Ready to take the plunge into collegiate life? If not, don’t sweat it. Thankfully your college orientation program will help guide you through the basics of university life. From helping you register for classes to introducing you to on-campus facilities to laying down the rules of your dorm, your orientation program is designed to show you how college life works and to give you the tools you’ll need to survive it. Here’s a quick breakdown of what you’ll cover in orientation and why it’s essential to attend:
The basic purpose of orientation is to give you a brief introduction to how your future campus is laid out, the facilities you’ll find there, and where you can go to find a snack, a study sanctuary, or something to do on a Saturday night. Since most four-year institutions conduct orientation over the course of several days, you’ll have more than enough opportunities to learn your way around and map out your classes, not to mention begin getting used to dorm life.

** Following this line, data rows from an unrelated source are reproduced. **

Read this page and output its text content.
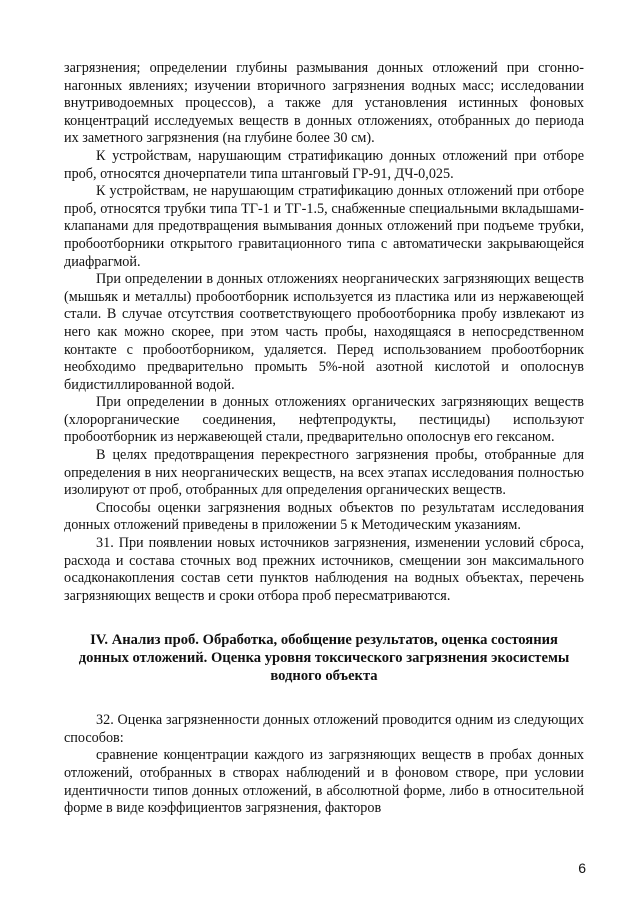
загрязнения; определении глубины размывания донных отложений при сгонно-нагонных явлениях; изучении вторичного загрязнения водных масс; исследовании внутриводоемных процессов), а также для установления истинных фоновых концентраций исследуемых веществ в донных отложениях, отобранных до периода их заметного загрязнения (на глубине более 30 см).

К устройствам, нарушающим стратификацию донных отложений при отборе проб, относятся дночерпатели типа штанговый ГР-91, ДЧ-0,025.

К устройствам, не нарушающим стратификацию донных отложений при отборе проб, относятся трубки типа ТГ-1 и ТГ-1.5, снабженные специальными вкладышами-клапанами для предотвращения вымывания донных отложений при подъеме трубки, пробоотборники открытого гравитационного типа с автоматически закрывающейся диафрагмой.

При определении в донных отложениях неорганических загрязняющих веществ (мышьяк и металлы) пробоотборник используется из пластика или из нержавеющей стали. В случае отсутствия соответствующего пробоотборника пробу извлекают из него как можно скорее, при этом часть пробы, находящаяся в непосредственном контакте с пробоотборником, удаляется. Перед использованием пробоотборник необходимо предварительно промыть 5%-ной азотной кислотой и ополоснув бидистиллированной водой.

При определении в донных отложениях органических загрязняющих веществ (хлорорганические соединения, нефтепродукты, пестициды) используют пробоотборник из нержавеющей стали, предварительно ополоснув его гексаном.

В целях предотвращения перекрестного загрязнения пробы, отобранные для определения в них неорганических веществ, на всех этапах исследования полностью изолируют от проб, отобранных для определения органических веществ.

Способы оценки загрязнения водных объектов по результатам исследования донных отложений приведены в приложении 5 к Методическим указаниям.

31. При появлении новых источников загрязнения, изменении условий сброса, расхода и состава сточных вод прежних источников, смещении зон максимального осадконакопления состав сети пунктов наблюдения на водных объектах, перечень загрязняющих веществ и сроки отбора проб пересматриваются.

IV. Анализ проб. Обработка, обобщение результатов, оценка состояния
донных отложений. Оценка уровня токсического загрязнения экосистемы
водного объекта

32. Оценка загрязненности донных отложений проводится одним из следующих способов:

сравнение концентрации каждого из загрязняющих веществ в пробах донных отложений, отобранных в створах наблюдений и в фоновом створе, при условии идентичности типов донных отложений, в абсолютной форме, либо в относительной форме в виде коэффициентов загрязнения, факторов

6
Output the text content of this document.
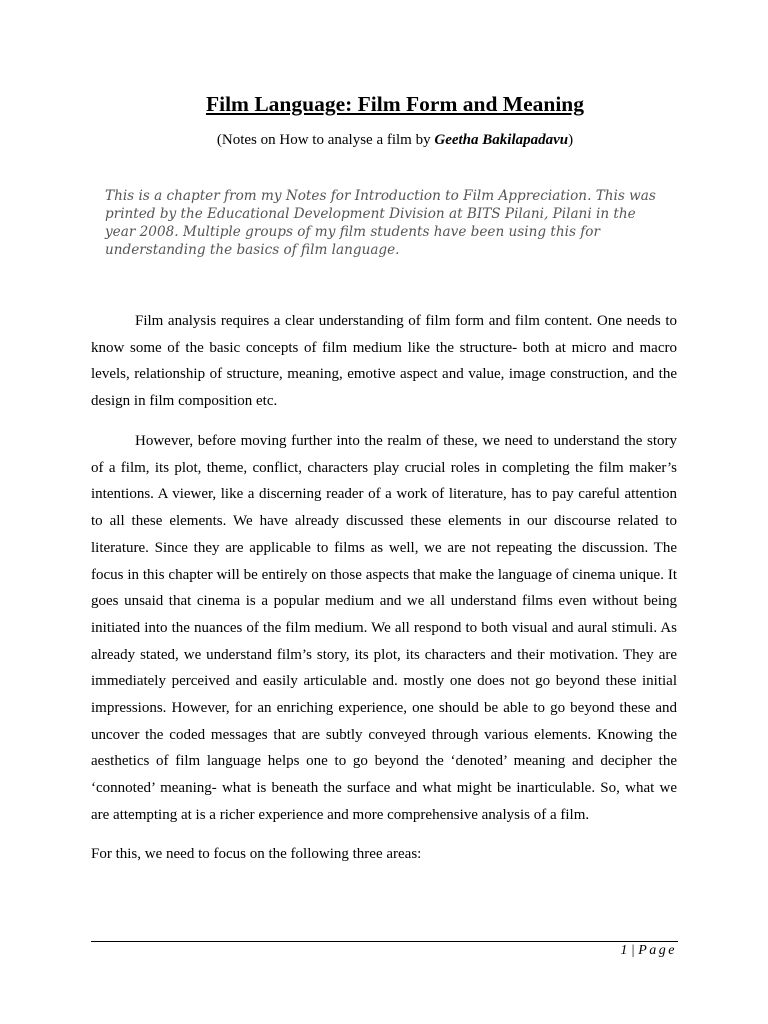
Film Language: Film Form and Meaning
(Notes on How to analyse a film by Geetha Bakilapadavu)

This is a chapter from my Notes for Introduction to Film Appreciation. This was printed by the Educational Development Division at BITS Pilani, Pilani in the year 2008. Multiple groups of my film students have been using this for understanding the basics of film language.

Film analysis requires a clear understanding of film form and film content. One needs to know some of the basic concepts of film medium like the structure- both at micro and macro levels, relationship of structure, meaning, emotive aspect and value, image construction, and the design in film composition etc.

However, before moving further into the realm of these, we need to understand the story of a film, its plot, theme, conflict, characters play crucial roles in completing the film maker’s intentions. A viewer, like a discerning reader of a work of literature, has to pay careful attention to all these elements. We have already discussed these elements in our discourse related to literature. Since they are applicable to films as well, we are not repeating the discussion. The focus in this chapter will be entirely on those aspects that make the language of cinema unique. It goes unsaid that cinema is a popular medium and we all understand films even without being initiated into the nuances of the film medium. We all respond to both visual and aural stimuli. As already stated, we understand film’s story, its plot, its characters and their motivation. They are immediately perceived and easily articulable and. mostly one does not go beyond these initial impressions. However, for an enriching experience, one should be able to go beyond these and uncover the coded messages that are subtly conveyed through various elements. Knowing the aesthetics of film language helps one to go beyond the ‘denoted’ meaning and decipher the ‘connoted’ meaning- what is beneath the surface and what might be inarticulable. So, what we are attempting at is a richer experience and more comprehensive analysis of a film.

For this, we need to focus on the following three areas:

1 | Page
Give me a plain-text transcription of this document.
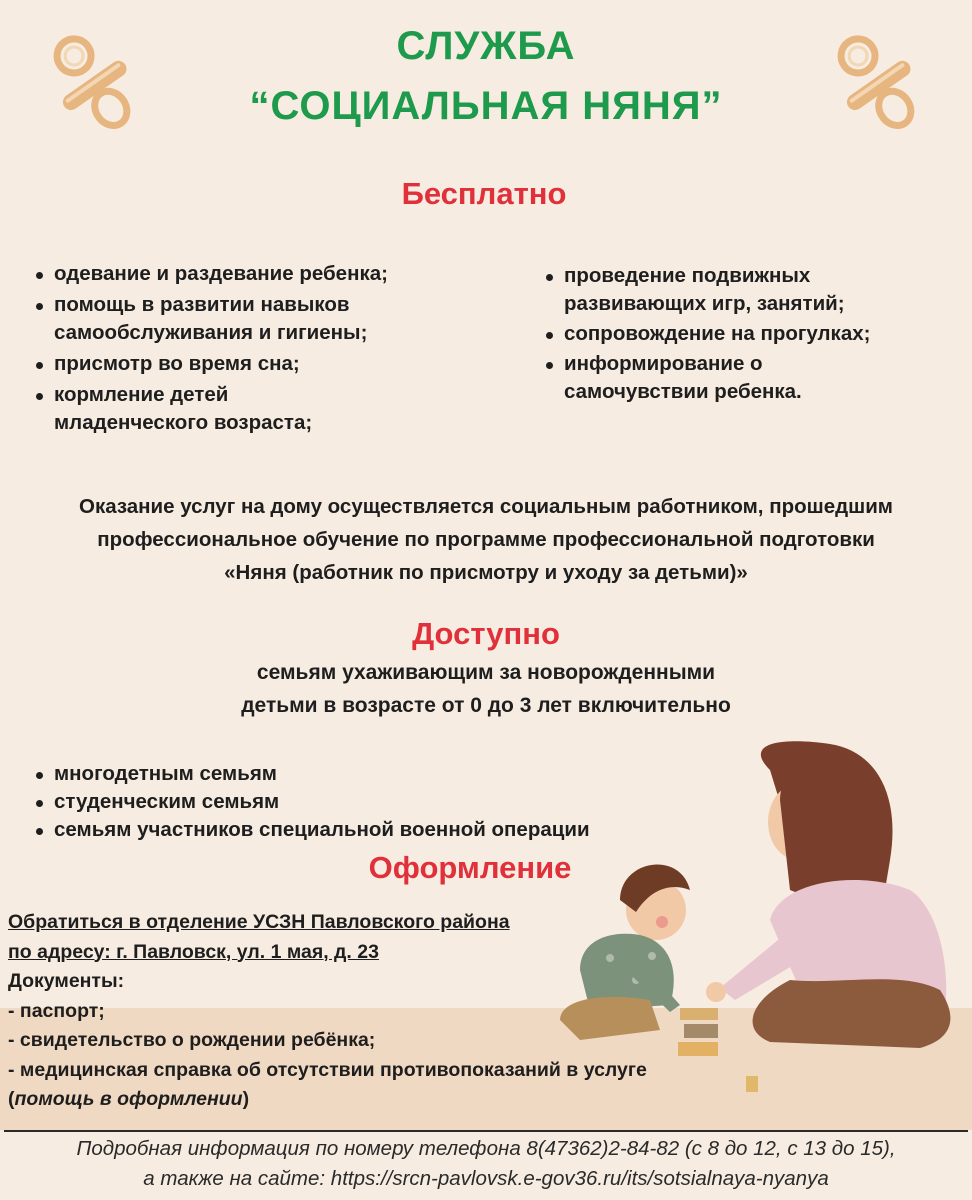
СЛУЖБА
“СОЦИАЛЬНАЯ НЯНЯ”
Бесплатно
одевание и раздевание ребенка;
помощь в развитии навыков самообслуживания и гигиены;
присмотр во время сна;
кормление детей младенческого возраста;
проведение подвижных развивающих игр, занятий;
сопровождение на прогулках;
информирование о самочувствии ребенка.
Оказание услуг на дому осуществляется социальным работником, прошедшим
профессиональное обучение по программе профессиональной подготовки
«Няня (работник по присмотру и уходу за детьми)»
Доступно
семьям ухаживающим за новорожденными
детьми в возрасте от 0 до 3 лет включительно
многодетным семьям
студенческим семьям
семьям участников специальной военной операции
Оформление
Обратиться в отделение УСЗН Павловского района
по адресу: г. Павловск, ул. 1 мая, д. 23
Документы:
- паспорт;
- свидетельство о рождении ребёнка;
- медицинская справка об отсутствии противопоказаний в услуге
(помощь в оформлении)
Подробная информация по номеру телефона 8(47362)2-84-82 (с 8 до 12, с 13 до 15),
а также на сайте: https://srcn-pavlovsk.e-gov36.ru/its/sotsialnaya-nyanya
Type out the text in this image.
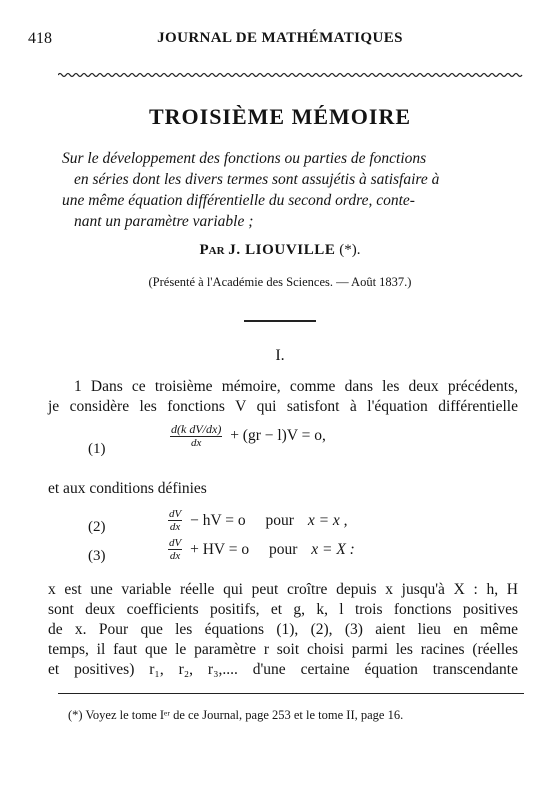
418	JOURNAL DE MATHÉMATIQUES
TROISIÈME MÉMOIRE
Sur le développement des fonctions ou parties de fonctions
en séries dont les divers termes sont assujétis à satisfaire à
une même équation différentielle du second ordre, conte-
nant un paramètre variable ;
Par J. LIOUVILLE (*).
(Présenté à l'Académie des Sciences. — Août 1837.)
I.
1 Dans ce troisième mémoire, comme dans les deux précédents,
je considère les fonctions V qui satisfont à l'équation différentielle
(1)	$\frac{\text{d(k dV/dx)}}{dx} + (gr - l)V = o$,
et aux conditions définies
(2)	$\frac{dV}{dx}$ − hV = o pour x = x ,
(3)	$\frac{dV}{dx}$ + HV = o pour x = X :
x est une variable réelle qui peut croître depuis x jusqu'à X : h, H
sont deux coefficients positifs, et g, k, l trois fonctions positives
de x. Pour que les équations (1), (2), (3) aient lieu en même
temps, il faut que le paramètre r soit choisi parmi les racines (réelles
et positives) r₁, r₂, r₃,.... d'une certaine équation transcendante
(*) Voyez le tome Iᵉʳ de ce Journal, page 253 et le tome II, page 16.
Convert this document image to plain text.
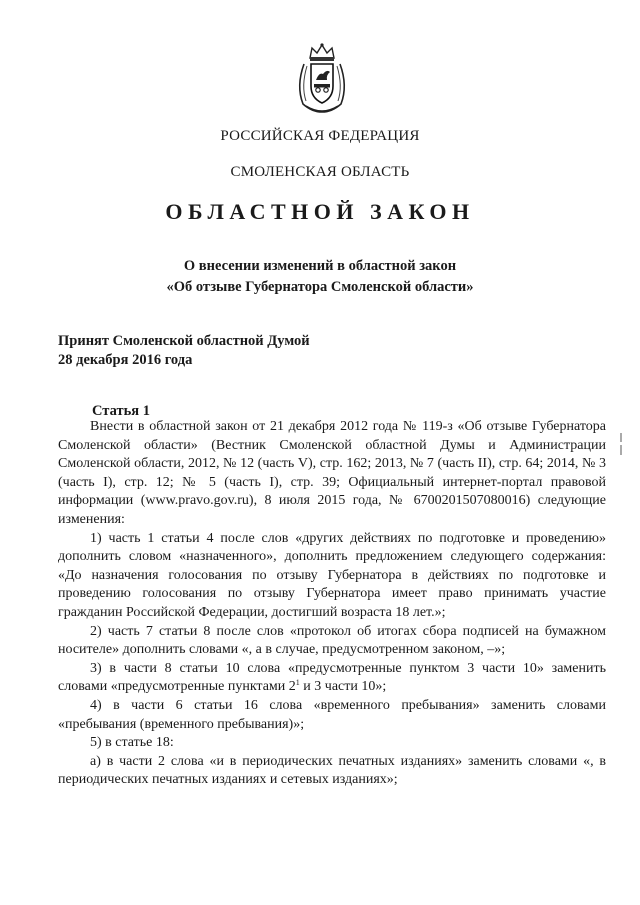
РОССИЙСКАЯ ФЕДЕРАЦИЯ
СМОЛЕНСКАЯ ОБЛАСТЬ
ОБЛАСТНОЙ ЗАКОН
О внесении изменений в областной закон
«Об отзыве Губернатора Смоленской области»
Принят Смоленской областной Думой
28 декабря 2016 года
Статья 1

Внести в областной закон от 21 декабря 2012 года № 119-з «Об отзыве Губернатора Смоленской области» (Вестник Смоленской областной Думы и Администрации Смоленской области, 2012, № 12 (часть V), стр. 162; 2013, № 7 (часть II), стр. 64; 2014, № 3 (часть I), стр. 12; № 5 (часть I), стр. 39; Официальный интернет-портал правовой информации (www.pravo.gov.ru), 8 июля 2015 года, № 6700201507080016) следующие изменения:

1) часть 1 статьи 4 после слов «других действиях по подготовке и проведению» дополнить словом «назначенного», дополнить предложением следующего содержания: «До назначения голосования по отзыву Губернатора в действиях по подготовке и проведению голосования по отзыву Губернатора имеет право принимать участие гражданин Российской Федерации, достигший возраста 18 лет.»;

2) часть 7 статьи 8 после слов «протокол об итогах сбора подписей на бумажном носителе» дополнить словами «, а в случае, предусмотренном законом, –»;

3) в части 8 статьи 10 слова «предусмотренные пунктом 3 части 10» заменить словами «предусмотренные пунктами $2^1$ и 3 части 10»;

4) в части 6 статьи 16 слова «временного пребывания» заменить словами «пребывания (временного пребывания)»;

5) в статье 18:

а) в части 2 слова «и в периодических печатных изданиях» заменить словами «, в периодических печатных изданиях и сетевых изданиях»;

At many institutions, you’ll also have the opportunity to sample the wide variety of on-campus clubs, sports teams, performing arts groups, and campus-sponsored entertainment. Expect to ask questions, learn an overwhelming amount of information, and meet more than a few of your fellow classmates.
Preparing for Class
Besides simply learning your way around, you’ll also get ready to face your future professors. Your orientation guides will help you register for your first-semester classes, find the books and other supplies you’ll need, walk you through any first-year assessment tests you’ll need to take, and provide you with information on how to study and manage your time effectively. Since your orientation guide will most likely be an upper-class student, feel free to ask any questions you have about how they survived their first year.
The most dramatic adjustment students make during the collegiate years is moving from cushy living with mom and dad to a tiny, tiny dorm room with a stranger. Luckily your orientation program will fill you in on the dos and don’ts of dorm living as well as give you an idea of what types of living and storage supplies you’ll need to purchase before classes begin. Many institutions conduct orientation just a few days before classes start, so you’ll have the opportunity to move in, meet the roomie, make friends with your resident advisor, and get to know some of the students in your hall before hitting the books.
Orientation programs connect you with as many aspects of academic, residential, and student life as possible. Most likely, you meet with your academic advisor, discuss an academic plan, and register for classes. You may meet with faculty members through a panel discussion or during other events. You will have a chance to eat at least one meal in the cafeteria and stay in a residence hall to get a feel for residence life. There will be small group discussions with upper classmen where you can ask questions and where everyone can share their experiences.;
By the time orientation is over, you’ll be familiar with campus, acclimated to dorm life, prepared for class, and ready to take on a new world of academic challenges.